One naive method for approximating a normal distribution is to add together perhaps $100$ IID random variables uniformly distributed on $[0,1]$, then recenter and rescale, relying on the Central Limit Theorem. (Side note: There are more accurate methods such as the Box–Muller transform.) The sum of IID $U(0,1)$ random variables is known as the uniform sum distribution or Irwin–Hall distribution.
How large is the error in approximating a uniform sum distribution by a normal distribution?
Whenever this type of question comes up for approximating the sum of IID random variables, people (including me) bring up the Berry–Esseen Theorem, which is an effective version of the Central Limit Theorem given that the third moment exists:
$$|F_n(x) - \Phi(x)| \le \frac{C \rho}{\sigma^3 \sqrt n} $$
where $F_n$ is the cumulative distribution function for the rescaled sum of $n$ IID random variables, $\rho$ is the absolute third central moment $E|(X-EX)^3|$, $\sigma$ is the standard deviation, and $C$ is an absolute constant which can be taken to be $1$ or even $1/2$.

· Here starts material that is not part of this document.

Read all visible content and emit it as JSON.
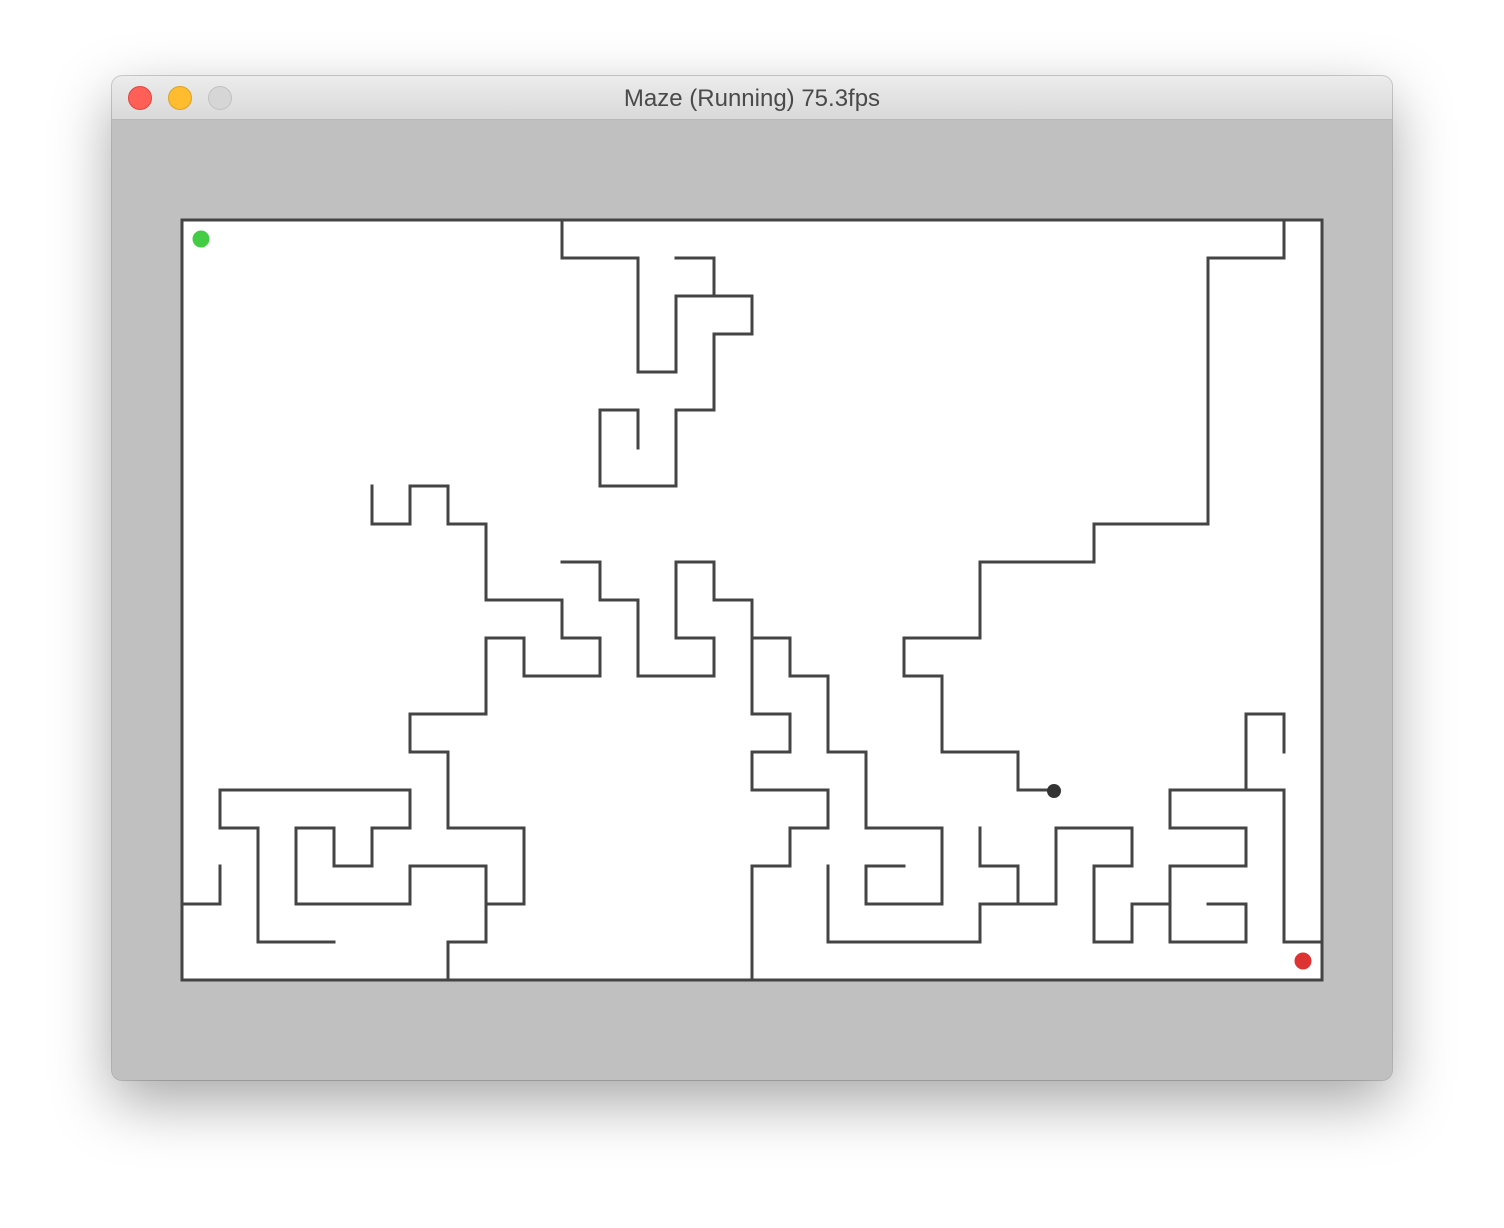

This is unsatisfactory. It seems to me that the Berry–Esseen estimate is closest to sharp on binomial distributions which are discrete, with the largest error at $0$ for a symmetric binomial distribution. The largest error comes at the largest jump. However, the uniform sum distribution has no jumps.
Numerical tests suggest that the error shrinks more rapidly than $c/\sqrt n$.
Using $C=1/2$, the Berry–Esseen estimate is $$|F_n(x) - \Phi(x)| \le \frac{\frac12 \frac{1}{32}}{\frac{1}{\sqrt{12}^3} \sqrt n} \approx \frac{0.650}{\sqrt n}$$
which for $n=10,20,40$ is about $0.205$, $0.145$, and $0.103$, respectively. The actual maximum differences for $n=10, 20, 40$ appear to be about $0.00281$, $0.00139$, and $0.000692$, respectively, which are much smaller and appear to fall as $c/n$ instead of $c/\sqrt n$.